Crypto is bleeding again, and this time it is not just red candles. It is a full-market tide shift. Bitcoin’s drop from its October all-time high of $126,000 to the $91,000–94,000 range today has erased almost 26% of its value, according to Coinbase price data. A correction of this size is enough to rattle traders, but the real story is happening beneath the surface, where altcoins are not simply correcting. They are collapsing.
In every crypto cycle, Bitcoin sets the direction. Altcoins supply the drama. This week has been no different. As BTC slid toward the low-$90,000 zone, the rest of the market fell much harder, with many tokens plunging between 40% and 70% in the same window.
Data from Investing.com confirms that several mid-cap and small-cap coins have suffered deep, extended declines over the last two months, far outpacing Bitcoin’s drawdown. A correction at the top becomes a quake at the bottom. That is the math.

Why altcoins hurt more: Liquidity gravity
The common myth is that altcoins drop harder because they are “weak.” The truth is more structural. Bitcoin is the liquidity anchor of the entire market. When uncertainty rises, whether from macro warnings, ETF outflows, or leveraged positions unwinding, capital rotates back toward Bitcoin, not away from it.
This creates liquidity gravity. Money flows inward, consolidating around the deepest and most stable pools. That consolidation is what pulls altcoins underwater. Even Ethereum, the strongest altcoin by market cap, has struggled to hold upward momentum, slipping from the $3,500–3,700 zone earlier this quarter to around $2,900–3,100, reflecting a decline consistent with broader market risk-off behavior.
Below Ethereum, the pain becomes sharper.
- Solana (SOL) has fallen from $205 in early October to the $130–140 range, a nearly 35% drop.
- Cardano (ADA) is down more than 40% from its summer levels, retracing gains that had taken months to build.
- Smaller caps and meme coins have been hit even harder, with several retracing 60–75%, according to Reuters’ coverage of the October and November downtrend.

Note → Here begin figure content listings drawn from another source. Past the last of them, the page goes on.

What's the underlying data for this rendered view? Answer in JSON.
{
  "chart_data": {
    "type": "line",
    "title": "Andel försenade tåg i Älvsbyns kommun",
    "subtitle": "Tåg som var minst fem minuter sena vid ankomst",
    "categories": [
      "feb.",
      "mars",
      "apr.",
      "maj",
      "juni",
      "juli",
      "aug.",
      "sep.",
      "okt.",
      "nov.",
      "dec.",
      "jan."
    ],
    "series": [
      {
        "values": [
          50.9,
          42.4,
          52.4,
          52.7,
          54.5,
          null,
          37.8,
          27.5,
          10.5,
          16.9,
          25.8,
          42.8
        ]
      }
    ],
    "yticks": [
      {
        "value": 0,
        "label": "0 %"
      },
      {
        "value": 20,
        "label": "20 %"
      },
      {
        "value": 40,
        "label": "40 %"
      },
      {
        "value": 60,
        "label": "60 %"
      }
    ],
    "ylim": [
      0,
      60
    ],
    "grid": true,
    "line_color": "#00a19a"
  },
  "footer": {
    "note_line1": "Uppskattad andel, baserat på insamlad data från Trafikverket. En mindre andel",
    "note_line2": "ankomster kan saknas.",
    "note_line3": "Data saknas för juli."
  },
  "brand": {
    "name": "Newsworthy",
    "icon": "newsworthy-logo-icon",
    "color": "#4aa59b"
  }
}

In other words, altcoins are not victims of Bitcoin’s decline. They are amplifiers. They convert Bitcoin’s pain into a market-wide earthquake.
A reset, not a collapse
Despite the drama, what is happening now is not a historic breakdown; it is a reset. A necessary one. Every major cycle has followed the same path: a euphoric climb, a stretched valuation phase, a rise in open interest, and then a sharp correction that flushes excess leverage out of the system.
This is the same pattern we saw in:
- In 2013, BTC fell 70% before rallying to new highs.
- In 2017, when altcoins collapsed ahead of Bitcoin’s recovery.
- In 2020 and 2021, when leveraged longs vanished overnight, the bull market continued.
Today’s market cap tells the same story. Crypto’s total value has contracted to roughly $3.2 trillion, down from its October peak above $4 trillion, but still dramatically higher than the $1.6 trillion recorded in early 2024. That is not a collapse. That is cycle breathing.

The real risk: Misreading the cycle
The danger is not the correction itself. It is the assumption that the correction means everything has changed. Markets do not fall because they are dying. Markets fall because they are alive. They inhale and exhale. They expand and contract. Bitcoin’s retracement is the exhale, the release of pressure built over months of aggressive price appreciation.
Altcoins simply sit closer to the surface of the water. When Bitcoin’s wave pulls back, they are left exposed.
Where the market goes next
Short term, volatility remains the rule. Analysts from Trading News warn that Bitcoin may retest the $89,000–94,000 zone several times as liquidity stabilizes. Long term, the mechanics remain unchanged: BTC resets, altcoins overreact, liquidity rebuilds, and new leaders emerge.
The smartest investors in the Gulf, the U.S., East Asia, and Europe all recognize the same truth:
- Bitcoin commands the tide.
- Altcoins ride the tide.
- And when the tide goes out too fast, some of them capsize.
The splash zone is part of the cycle. Not the end of it.